Di Kediri, berbagai pungutan memicu sekitar 1.200 murid Madrasah Aliyah Negeri (MAN) III Kediri mogok belajar. Mereka memprotes kebijakan pengelolaan dana yang dilakukan Kepala MAN III, Ismudji.
Para siswa mengajukan 21 tuntutan, di antaranya menuntut mundur kepala sekolah dari jabatannya dan mengembalikan biaya daftar ulang Rp 53 ribu dan mendesak kepala sekolah berdialog dengan siswa, wali murid, dan Departemen Agama. Jika tidak dipenuhi, kami akan mogok dalam waktu lebih lama, kata M. Ali Zuhadi, Ketua Organisasi Siswa Intra Sekolah MAN III, kemarin.
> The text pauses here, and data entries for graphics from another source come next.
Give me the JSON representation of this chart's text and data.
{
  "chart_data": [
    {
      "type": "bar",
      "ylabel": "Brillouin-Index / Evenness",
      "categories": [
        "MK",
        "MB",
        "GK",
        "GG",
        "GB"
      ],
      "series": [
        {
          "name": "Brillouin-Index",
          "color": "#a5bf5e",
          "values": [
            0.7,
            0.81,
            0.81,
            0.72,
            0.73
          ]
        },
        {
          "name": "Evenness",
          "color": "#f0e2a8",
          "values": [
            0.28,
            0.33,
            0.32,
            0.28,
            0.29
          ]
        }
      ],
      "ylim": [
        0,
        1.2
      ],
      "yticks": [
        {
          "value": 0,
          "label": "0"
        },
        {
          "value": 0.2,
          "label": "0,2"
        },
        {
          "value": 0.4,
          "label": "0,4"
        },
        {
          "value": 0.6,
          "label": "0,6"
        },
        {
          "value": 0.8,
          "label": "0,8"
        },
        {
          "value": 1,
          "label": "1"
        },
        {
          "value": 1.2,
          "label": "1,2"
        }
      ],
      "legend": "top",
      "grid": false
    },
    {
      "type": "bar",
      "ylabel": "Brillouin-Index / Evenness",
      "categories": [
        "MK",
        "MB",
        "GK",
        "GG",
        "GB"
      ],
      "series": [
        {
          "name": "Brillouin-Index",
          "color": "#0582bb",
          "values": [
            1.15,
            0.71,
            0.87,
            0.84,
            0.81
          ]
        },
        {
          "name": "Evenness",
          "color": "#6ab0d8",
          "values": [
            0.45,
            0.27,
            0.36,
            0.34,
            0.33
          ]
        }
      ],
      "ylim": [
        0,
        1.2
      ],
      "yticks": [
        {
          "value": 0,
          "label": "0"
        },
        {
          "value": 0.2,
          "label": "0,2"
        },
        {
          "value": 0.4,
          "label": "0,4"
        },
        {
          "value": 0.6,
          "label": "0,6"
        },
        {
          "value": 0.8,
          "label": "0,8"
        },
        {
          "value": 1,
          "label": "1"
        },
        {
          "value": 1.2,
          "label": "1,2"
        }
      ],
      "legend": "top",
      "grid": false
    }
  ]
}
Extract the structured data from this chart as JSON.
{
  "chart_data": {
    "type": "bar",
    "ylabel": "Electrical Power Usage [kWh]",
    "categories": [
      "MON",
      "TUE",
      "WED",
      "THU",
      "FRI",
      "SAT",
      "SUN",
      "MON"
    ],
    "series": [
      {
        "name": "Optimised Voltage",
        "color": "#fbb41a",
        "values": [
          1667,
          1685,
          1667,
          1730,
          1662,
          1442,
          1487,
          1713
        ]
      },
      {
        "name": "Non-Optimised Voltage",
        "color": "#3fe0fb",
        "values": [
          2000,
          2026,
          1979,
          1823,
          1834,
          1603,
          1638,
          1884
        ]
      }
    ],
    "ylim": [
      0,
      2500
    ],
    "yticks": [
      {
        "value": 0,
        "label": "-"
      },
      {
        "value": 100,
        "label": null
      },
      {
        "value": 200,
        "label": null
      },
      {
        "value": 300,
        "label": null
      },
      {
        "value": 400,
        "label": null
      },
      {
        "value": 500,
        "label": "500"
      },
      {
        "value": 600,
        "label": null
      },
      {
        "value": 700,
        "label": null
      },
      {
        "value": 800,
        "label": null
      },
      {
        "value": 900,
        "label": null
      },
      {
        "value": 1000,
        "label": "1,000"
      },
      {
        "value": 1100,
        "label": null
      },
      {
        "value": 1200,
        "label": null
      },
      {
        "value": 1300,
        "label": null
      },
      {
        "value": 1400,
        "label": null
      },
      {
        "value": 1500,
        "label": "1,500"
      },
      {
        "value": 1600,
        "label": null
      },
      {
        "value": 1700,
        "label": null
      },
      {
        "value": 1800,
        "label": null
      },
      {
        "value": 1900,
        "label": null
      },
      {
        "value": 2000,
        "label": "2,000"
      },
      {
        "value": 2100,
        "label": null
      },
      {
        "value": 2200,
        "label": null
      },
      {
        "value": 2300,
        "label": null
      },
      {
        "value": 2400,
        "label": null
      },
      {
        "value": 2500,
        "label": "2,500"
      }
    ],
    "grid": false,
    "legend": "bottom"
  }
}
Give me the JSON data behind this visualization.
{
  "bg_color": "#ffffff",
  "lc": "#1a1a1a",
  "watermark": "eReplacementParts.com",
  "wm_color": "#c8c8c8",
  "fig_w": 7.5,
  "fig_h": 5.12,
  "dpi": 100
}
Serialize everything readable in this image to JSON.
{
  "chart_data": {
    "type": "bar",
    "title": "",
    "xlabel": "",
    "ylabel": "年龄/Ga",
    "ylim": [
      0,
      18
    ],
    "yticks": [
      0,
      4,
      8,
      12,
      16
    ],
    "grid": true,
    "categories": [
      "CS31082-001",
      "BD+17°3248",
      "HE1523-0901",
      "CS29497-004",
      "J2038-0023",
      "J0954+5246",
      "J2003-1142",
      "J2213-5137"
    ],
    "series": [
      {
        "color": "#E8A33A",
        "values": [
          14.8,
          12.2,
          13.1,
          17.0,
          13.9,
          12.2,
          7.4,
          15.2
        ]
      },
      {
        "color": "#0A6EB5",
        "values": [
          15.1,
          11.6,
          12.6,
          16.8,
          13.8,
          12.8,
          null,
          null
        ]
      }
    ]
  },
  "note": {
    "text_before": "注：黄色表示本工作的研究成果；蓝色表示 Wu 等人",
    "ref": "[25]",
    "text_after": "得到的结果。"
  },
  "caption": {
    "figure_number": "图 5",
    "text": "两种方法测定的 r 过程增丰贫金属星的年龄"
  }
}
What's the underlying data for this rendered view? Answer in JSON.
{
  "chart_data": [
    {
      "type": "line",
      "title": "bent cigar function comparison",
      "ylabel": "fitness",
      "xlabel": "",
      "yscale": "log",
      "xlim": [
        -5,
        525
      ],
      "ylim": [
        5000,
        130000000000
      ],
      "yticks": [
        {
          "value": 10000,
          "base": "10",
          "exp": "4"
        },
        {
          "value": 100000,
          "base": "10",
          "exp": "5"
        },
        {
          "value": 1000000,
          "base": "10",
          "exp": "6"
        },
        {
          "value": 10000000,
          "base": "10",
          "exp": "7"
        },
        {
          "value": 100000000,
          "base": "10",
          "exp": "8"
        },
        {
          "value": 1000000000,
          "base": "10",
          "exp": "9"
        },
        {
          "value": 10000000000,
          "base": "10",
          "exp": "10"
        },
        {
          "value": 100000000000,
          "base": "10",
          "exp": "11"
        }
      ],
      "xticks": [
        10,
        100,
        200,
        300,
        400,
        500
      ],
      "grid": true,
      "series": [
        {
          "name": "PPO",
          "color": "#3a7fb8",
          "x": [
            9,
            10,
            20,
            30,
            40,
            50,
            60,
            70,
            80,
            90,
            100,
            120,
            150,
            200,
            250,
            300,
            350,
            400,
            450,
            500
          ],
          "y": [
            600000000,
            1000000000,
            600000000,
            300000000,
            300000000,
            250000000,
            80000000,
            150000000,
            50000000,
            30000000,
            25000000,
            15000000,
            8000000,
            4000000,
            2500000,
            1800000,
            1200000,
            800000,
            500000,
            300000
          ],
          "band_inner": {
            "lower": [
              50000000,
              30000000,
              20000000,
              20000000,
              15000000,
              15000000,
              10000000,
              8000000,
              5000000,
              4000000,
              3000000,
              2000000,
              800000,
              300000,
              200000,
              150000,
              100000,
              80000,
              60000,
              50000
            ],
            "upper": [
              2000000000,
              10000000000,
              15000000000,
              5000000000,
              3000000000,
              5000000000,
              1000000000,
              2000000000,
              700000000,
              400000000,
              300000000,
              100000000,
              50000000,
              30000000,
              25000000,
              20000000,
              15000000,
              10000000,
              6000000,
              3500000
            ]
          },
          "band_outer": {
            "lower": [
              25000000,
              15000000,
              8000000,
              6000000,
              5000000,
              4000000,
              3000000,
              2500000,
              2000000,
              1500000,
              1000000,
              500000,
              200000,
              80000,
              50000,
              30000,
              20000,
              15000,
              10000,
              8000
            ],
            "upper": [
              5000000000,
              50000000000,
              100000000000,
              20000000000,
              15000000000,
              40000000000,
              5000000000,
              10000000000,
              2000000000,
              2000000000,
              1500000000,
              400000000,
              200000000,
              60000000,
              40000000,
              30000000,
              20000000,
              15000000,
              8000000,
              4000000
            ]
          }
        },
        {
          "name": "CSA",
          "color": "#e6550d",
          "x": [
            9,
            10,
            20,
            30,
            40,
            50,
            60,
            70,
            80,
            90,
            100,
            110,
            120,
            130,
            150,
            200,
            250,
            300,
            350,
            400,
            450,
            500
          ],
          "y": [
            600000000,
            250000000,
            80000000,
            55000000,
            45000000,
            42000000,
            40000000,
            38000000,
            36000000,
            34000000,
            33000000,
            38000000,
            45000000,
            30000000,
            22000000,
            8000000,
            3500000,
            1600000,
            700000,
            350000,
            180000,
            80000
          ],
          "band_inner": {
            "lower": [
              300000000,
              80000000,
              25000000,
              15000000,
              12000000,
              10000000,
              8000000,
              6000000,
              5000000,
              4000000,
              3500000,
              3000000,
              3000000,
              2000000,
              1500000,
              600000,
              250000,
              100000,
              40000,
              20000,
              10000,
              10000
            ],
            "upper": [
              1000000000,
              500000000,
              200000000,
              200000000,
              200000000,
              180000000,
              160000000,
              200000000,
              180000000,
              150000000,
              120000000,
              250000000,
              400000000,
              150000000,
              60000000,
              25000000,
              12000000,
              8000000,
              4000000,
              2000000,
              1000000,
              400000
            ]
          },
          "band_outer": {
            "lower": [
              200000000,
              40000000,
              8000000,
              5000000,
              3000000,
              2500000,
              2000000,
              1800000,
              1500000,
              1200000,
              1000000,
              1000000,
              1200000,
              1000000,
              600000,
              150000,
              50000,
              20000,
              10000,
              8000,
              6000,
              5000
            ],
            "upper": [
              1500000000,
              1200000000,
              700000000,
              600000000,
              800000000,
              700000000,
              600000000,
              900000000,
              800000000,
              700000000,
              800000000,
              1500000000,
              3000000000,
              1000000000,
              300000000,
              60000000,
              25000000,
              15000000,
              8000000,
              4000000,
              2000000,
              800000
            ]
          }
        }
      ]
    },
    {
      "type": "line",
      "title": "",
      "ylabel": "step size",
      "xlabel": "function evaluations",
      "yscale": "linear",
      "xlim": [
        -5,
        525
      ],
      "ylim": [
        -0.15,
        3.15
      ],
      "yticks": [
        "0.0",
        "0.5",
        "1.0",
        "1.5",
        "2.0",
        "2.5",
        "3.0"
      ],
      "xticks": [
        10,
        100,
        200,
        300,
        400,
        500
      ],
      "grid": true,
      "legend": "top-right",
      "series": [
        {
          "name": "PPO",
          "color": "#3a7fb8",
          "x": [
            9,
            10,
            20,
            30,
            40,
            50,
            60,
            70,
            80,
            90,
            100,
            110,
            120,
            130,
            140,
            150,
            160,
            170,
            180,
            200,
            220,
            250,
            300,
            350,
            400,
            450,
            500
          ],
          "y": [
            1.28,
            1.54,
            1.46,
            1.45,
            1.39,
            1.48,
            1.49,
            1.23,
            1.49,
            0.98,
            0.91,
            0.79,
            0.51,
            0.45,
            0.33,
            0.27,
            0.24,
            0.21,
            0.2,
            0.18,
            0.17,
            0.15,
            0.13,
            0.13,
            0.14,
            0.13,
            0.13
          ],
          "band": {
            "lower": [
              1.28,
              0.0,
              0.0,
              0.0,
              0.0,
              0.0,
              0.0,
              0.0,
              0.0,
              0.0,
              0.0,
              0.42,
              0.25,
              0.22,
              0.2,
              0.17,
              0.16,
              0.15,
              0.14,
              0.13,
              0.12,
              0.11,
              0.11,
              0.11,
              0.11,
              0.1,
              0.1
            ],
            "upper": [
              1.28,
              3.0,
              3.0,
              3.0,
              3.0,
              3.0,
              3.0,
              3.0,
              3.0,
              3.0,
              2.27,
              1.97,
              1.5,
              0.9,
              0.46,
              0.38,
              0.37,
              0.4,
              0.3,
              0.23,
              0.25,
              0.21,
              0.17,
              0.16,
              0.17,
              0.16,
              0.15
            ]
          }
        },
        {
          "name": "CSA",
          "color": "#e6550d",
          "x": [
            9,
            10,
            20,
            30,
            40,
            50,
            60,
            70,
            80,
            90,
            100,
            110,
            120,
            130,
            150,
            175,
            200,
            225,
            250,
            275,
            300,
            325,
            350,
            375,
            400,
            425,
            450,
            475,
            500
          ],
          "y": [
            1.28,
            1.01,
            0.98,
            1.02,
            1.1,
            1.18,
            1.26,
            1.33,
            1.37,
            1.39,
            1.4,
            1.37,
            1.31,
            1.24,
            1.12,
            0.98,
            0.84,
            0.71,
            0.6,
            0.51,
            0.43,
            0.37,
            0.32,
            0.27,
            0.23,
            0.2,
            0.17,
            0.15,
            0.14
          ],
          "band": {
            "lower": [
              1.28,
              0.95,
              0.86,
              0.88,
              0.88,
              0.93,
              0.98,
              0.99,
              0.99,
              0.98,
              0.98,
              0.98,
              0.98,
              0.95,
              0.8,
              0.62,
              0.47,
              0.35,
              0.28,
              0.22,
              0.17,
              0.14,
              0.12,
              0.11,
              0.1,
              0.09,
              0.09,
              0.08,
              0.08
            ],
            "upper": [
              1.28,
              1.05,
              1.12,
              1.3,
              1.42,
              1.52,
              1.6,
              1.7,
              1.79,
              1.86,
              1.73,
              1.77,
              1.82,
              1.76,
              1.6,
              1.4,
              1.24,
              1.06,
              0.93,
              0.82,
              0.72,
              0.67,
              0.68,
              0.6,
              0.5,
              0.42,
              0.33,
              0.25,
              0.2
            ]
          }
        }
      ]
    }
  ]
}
Menurut Zuhadi, sekolahnya mendapatkan subsidi dari Departemen Agama sebesar Rp 87,5 juta dan sumbangan wali murid. Total Rp 200 juta. Uang negara dan orang tua kami itu dikemanakan? kata Zuhadi.
Menurut Zuhadi, kutipan sekolah itu yang berupa sumbangan amal jariyah sebesar Rp 350-500 ribu sesuai dengan prestasi siswa, iuran usaha kesehatan sekolah Rp 57 ribu. Tiap bulan kami juga ditarik uang sumbangan pembangunan yang naik tiap tahun. Tahun ajaran ini Rp 40 ribu per bulan, kata Zuhadi.
Itu pun masih ditambah biaya masuk siswa baru yang totalnya mencapai Rp 944 ribu untuk siswa putra dan Rp 997 ribu untuk siswa putri. Belum lagi iuran koperasi Rp 10 ribu, dana perawatan lingkungan mahasiswa sehat Rp 25 ribu, dan uang pengembangan perpustakaan Rp 10 ribu. Tidak jelas peruntukannya, kata siswa madrasah yang berprestasi di tingkat nasional itu.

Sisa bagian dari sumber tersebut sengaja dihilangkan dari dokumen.